Gelmedi. Bugün çok bekledim oysa kendisini. Ve kendisi sanırım ayrı bir akşamüstünün bekçisiydi. Düdüğünü asmış boynuna kim bilir hangi düşümün içine düşmüştü? Kırıldım açıkçası hiçbir vuslatın yapıştıramayacağı cinsten. Şimdi akıllarımız da bir soru; olgular mı olayları yaratır, yoksa olaylar mı olguları?

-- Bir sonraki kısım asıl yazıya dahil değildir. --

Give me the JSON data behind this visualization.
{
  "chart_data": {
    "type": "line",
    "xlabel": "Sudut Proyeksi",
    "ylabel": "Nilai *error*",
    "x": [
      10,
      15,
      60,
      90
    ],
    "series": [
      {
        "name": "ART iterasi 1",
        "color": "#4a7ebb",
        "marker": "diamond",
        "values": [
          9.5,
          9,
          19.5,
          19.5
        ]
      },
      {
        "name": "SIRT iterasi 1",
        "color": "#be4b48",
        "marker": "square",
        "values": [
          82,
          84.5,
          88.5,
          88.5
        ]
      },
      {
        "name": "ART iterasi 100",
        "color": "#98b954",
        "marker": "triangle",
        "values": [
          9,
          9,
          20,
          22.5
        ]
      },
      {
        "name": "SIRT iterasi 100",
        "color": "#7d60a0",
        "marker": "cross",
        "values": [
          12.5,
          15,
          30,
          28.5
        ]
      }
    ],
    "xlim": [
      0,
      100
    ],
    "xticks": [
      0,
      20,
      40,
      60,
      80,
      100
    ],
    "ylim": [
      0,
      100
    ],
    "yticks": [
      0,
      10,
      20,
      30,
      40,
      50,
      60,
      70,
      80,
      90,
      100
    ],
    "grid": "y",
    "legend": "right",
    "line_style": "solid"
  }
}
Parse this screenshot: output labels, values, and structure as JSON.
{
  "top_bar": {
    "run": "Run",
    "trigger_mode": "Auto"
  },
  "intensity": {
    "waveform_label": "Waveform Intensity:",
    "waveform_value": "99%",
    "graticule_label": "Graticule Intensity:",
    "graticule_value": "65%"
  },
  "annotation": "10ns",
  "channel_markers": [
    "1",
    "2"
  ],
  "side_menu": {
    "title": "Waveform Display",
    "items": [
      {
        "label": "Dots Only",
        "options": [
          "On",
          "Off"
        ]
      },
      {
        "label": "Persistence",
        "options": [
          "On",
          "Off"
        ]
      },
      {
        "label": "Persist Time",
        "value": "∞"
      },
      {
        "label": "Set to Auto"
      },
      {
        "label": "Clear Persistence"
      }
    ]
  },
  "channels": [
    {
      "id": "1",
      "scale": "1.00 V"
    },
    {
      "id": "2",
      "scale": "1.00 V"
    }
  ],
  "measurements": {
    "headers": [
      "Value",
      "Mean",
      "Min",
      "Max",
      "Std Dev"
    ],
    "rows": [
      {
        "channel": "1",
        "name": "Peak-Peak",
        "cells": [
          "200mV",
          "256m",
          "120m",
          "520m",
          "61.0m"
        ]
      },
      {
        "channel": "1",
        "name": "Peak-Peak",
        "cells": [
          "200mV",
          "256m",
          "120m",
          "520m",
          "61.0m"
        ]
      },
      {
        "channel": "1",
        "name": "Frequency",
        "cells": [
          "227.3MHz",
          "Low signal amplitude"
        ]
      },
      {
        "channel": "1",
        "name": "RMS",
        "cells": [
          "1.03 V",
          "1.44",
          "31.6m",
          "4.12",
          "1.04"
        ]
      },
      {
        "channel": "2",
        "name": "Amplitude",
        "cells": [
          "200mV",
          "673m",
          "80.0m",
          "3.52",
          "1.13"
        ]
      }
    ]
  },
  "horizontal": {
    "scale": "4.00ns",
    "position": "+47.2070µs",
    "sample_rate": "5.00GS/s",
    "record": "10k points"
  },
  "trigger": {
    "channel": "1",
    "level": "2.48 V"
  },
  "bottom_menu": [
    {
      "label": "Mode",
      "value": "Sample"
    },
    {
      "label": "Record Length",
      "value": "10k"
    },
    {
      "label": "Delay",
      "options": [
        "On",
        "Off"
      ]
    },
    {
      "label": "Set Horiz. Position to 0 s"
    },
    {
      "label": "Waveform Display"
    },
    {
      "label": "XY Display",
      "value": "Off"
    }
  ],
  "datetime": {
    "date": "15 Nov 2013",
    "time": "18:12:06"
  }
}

Neyse, hiç olmadı siz yokmuşsunuz gibi kendi kendime yazarım. Sizinle daha önce tanışmamış gibi kendi kendimi aldatır, şehvetlenirim buna. Bir şarkı daha dinler ve kendi gözlerimi görürüm anlamsızca baktığım duvarda. Daha önce gittiğim yerlere giderim, bakmak için hala orda mıyım diye, yalnız mıyım uğramış mıyım o banklara tekrardan diye. Baharı beklerim ve hep başka bir baharın kursağında kalmış sözlerimi yerine getiririm. Prefabrik yalanlarım, arkasına saklandığım masallarımla kaçarım kendimden, benden uzak dur derim aynaya. Ben tehlikeliyim.
Tamam, duygu sorunsalını bir şekilde yadsırım, ancak ruhumun bekası ne olacak?
Aşk asimile olmaktı. Aynı sokaklarda kendini kaybetmekti. Git gide unutmaktı her şeyin ne kadar aynı ve monoton olduğunu. Dün yüzüne bile bakmadığın insanların, gözlerine bakıp gülümsemekti. Sana saçma gelen her kelimeyi bir anda sahiplenmekti. Oysa, bir buçuk sene boyunca aynı sabaha uyandın. Uykuya dalmandan bile hızlı bir şekilde pencerenin ardındaki simaların değişmesini nasıl açıklayabilirsin? Açıklayamadığın için böyle ya zaten.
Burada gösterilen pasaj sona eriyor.